Anderson warned that fish and wildlife departments are working from date up to three years old and said the great danger of that was that it did not take into account the effect of recent wolf population growth and decimation of elk and deer herds.
"Last summer our learning curve just went straight up," he said. "We had 18 confirmed kills, we lost at least 45 more calves on top of that, 5 cows, and two yearlings. One time last spring we had 28 wolves in our area, in our allotment on private ground. On the ranch we killed 13 wolves last year."
That population explosion in wolves was at the heart of the problem, he said. "Originally we were supposed to have 15 breeding pair and 150 wolves in Idaho before they could be removed from the endangered species list," Anderson said. "We've got way over 100 breeding pairs and very conservatively 1,500 wolves. If they would have been removed and the numbers controlled at the proper level we wouldn't be seeing the depredation problems we have. But it doesn't matter how many you have, you're still going to have problems. All I'm saying is you can live a lot better with two than you can with 28."
What researchers are discovering, Anderson said, was that wolves do begin by eating elk and deer, but as numbers grow and wildlife becomes scarce, they learn to kill cows.

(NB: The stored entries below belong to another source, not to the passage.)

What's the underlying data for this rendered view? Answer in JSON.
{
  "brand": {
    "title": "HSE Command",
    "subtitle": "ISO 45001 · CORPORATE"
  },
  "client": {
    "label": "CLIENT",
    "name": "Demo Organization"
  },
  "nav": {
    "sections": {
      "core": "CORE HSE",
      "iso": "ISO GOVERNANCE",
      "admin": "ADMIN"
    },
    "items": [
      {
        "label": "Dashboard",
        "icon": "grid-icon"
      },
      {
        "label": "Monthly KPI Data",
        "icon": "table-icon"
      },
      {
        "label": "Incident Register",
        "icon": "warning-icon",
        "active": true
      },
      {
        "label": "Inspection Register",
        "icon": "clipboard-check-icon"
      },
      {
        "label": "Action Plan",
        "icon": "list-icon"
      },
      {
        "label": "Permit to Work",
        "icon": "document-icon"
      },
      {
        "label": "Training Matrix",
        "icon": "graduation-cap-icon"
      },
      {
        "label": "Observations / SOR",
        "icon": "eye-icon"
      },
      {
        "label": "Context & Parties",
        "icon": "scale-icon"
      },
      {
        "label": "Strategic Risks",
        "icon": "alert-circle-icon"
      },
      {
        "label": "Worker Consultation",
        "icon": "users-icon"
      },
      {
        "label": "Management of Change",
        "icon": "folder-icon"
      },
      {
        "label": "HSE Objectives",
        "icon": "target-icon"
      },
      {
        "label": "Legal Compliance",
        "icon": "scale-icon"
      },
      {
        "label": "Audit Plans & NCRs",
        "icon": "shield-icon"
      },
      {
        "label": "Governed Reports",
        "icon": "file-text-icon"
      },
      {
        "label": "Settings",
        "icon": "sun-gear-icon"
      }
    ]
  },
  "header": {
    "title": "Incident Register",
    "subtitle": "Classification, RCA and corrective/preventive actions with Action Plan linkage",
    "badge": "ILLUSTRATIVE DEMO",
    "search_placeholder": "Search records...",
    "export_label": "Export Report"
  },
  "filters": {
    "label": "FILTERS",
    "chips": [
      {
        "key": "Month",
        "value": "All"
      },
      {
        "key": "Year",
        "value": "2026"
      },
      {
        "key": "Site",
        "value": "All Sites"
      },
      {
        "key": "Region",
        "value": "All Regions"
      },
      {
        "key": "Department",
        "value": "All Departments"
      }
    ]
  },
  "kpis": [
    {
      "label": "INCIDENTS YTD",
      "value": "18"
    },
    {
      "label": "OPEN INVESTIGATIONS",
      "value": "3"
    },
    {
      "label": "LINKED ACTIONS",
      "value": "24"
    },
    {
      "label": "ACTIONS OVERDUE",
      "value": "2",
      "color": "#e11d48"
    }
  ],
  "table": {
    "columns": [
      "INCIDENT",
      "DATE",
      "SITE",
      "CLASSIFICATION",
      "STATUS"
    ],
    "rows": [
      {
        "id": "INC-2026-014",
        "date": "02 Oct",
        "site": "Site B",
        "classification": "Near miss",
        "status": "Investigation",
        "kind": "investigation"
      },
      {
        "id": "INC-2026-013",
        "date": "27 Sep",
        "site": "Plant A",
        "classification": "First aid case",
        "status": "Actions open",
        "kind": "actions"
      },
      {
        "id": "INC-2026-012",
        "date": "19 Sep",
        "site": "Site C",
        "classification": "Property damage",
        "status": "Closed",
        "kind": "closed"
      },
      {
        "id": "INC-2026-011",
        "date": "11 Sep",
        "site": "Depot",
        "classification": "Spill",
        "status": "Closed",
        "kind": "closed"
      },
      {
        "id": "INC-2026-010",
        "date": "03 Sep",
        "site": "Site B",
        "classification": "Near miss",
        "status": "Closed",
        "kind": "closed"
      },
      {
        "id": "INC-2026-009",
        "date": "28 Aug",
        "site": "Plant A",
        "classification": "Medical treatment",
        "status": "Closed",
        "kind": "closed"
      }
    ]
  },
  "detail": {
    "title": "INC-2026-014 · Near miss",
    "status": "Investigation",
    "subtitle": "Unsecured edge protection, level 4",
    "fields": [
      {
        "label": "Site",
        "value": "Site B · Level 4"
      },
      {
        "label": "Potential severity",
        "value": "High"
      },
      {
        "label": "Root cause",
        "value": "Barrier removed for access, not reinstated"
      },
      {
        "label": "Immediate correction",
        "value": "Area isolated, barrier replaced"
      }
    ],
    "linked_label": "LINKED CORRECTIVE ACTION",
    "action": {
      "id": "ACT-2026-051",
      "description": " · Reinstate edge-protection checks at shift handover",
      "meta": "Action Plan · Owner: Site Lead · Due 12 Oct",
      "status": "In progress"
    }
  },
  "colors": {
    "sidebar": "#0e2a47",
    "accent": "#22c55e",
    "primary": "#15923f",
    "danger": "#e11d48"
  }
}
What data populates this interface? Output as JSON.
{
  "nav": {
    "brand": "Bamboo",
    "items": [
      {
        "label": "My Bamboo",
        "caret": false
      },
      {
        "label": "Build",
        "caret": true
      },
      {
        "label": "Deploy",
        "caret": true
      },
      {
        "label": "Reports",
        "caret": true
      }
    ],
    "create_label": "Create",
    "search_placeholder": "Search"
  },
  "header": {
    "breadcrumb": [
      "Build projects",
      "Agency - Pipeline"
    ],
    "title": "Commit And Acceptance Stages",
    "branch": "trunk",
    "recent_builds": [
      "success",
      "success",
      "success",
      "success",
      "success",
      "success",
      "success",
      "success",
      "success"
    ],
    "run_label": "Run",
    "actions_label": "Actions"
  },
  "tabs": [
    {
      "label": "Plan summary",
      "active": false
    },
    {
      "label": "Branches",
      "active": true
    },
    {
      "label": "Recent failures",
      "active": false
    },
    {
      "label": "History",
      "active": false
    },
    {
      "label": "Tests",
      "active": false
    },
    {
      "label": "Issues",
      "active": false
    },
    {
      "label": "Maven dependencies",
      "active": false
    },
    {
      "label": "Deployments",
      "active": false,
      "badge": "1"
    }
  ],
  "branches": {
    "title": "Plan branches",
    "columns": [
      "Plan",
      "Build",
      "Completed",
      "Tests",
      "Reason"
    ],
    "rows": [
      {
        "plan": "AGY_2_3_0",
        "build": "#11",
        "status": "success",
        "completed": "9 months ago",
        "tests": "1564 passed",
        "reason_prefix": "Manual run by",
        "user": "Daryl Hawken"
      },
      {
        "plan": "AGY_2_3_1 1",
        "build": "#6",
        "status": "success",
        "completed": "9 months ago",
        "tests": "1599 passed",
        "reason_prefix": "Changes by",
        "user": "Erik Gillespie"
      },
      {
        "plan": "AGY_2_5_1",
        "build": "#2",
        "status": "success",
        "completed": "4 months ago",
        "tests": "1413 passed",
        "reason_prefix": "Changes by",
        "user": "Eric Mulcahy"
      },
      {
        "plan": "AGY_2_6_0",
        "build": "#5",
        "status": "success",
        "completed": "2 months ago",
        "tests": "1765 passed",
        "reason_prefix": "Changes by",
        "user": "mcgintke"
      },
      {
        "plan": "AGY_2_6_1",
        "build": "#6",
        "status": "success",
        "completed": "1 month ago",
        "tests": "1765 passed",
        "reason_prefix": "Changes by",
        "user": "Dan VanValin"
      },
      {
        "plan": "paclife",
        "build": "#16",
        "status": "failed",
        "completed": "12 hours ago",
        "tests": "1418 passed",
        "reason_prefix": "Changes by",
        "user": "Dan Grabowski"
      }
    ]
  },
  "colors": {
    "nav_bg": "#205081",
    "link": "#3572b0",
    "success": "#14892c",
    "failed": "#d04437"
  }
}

It's a learning curve for wolves that are used to chasing down game, he said. But they're learning. "What these wolves are not used to is a 1200-pound black angus mamma turning around and blowing snot in his face and trying to tromp him into the ground. It's taken a while (for wolves) to figure out how to adjust and how to start working on some of these things."
Now, he said, mother wolves are teaching their pups how to kill cattle.
And there are far more wolves than are accounted for, he said.
In another herd of cows where no collared cows were placed and no collared wolves were monitored Anderson reported that of 317 cows he got 255 calves - a loss of 62 calves.
Furthermore, he said, for the first time ever his fecal reports, used to determine the presence of worms in cattle, are showing tapeworm, which is believed to be spread by the wolves. "Very, very strange," he said. "Practically in every fecal sample we sent (for analysis) showed tapeworm. It's something that's never happened before, we have our cows on a good worming cycle."
Anderson spoke of how disheartening it was as a good steward to see all of his work done for naught. "What I have seen since the introduction of the wolf is that being a good steward and paying attention to range conditions, water development and fences and those types of things pretty much goes out the window as wolves get to the level they are on our ranch."
ODFW Regional Manager Craig Ely spoke, admitting that his agency had made mistakes, both in keeping ranchers informed and in working with Wildlife Services in identifying wolf kills. "We've made some mistakes, I readily admit that and we're getting better," he said. He said the two agencies planned a training in June. "We're trying to get our two agencies seeing the same exact things when we are out on the landscape," he said.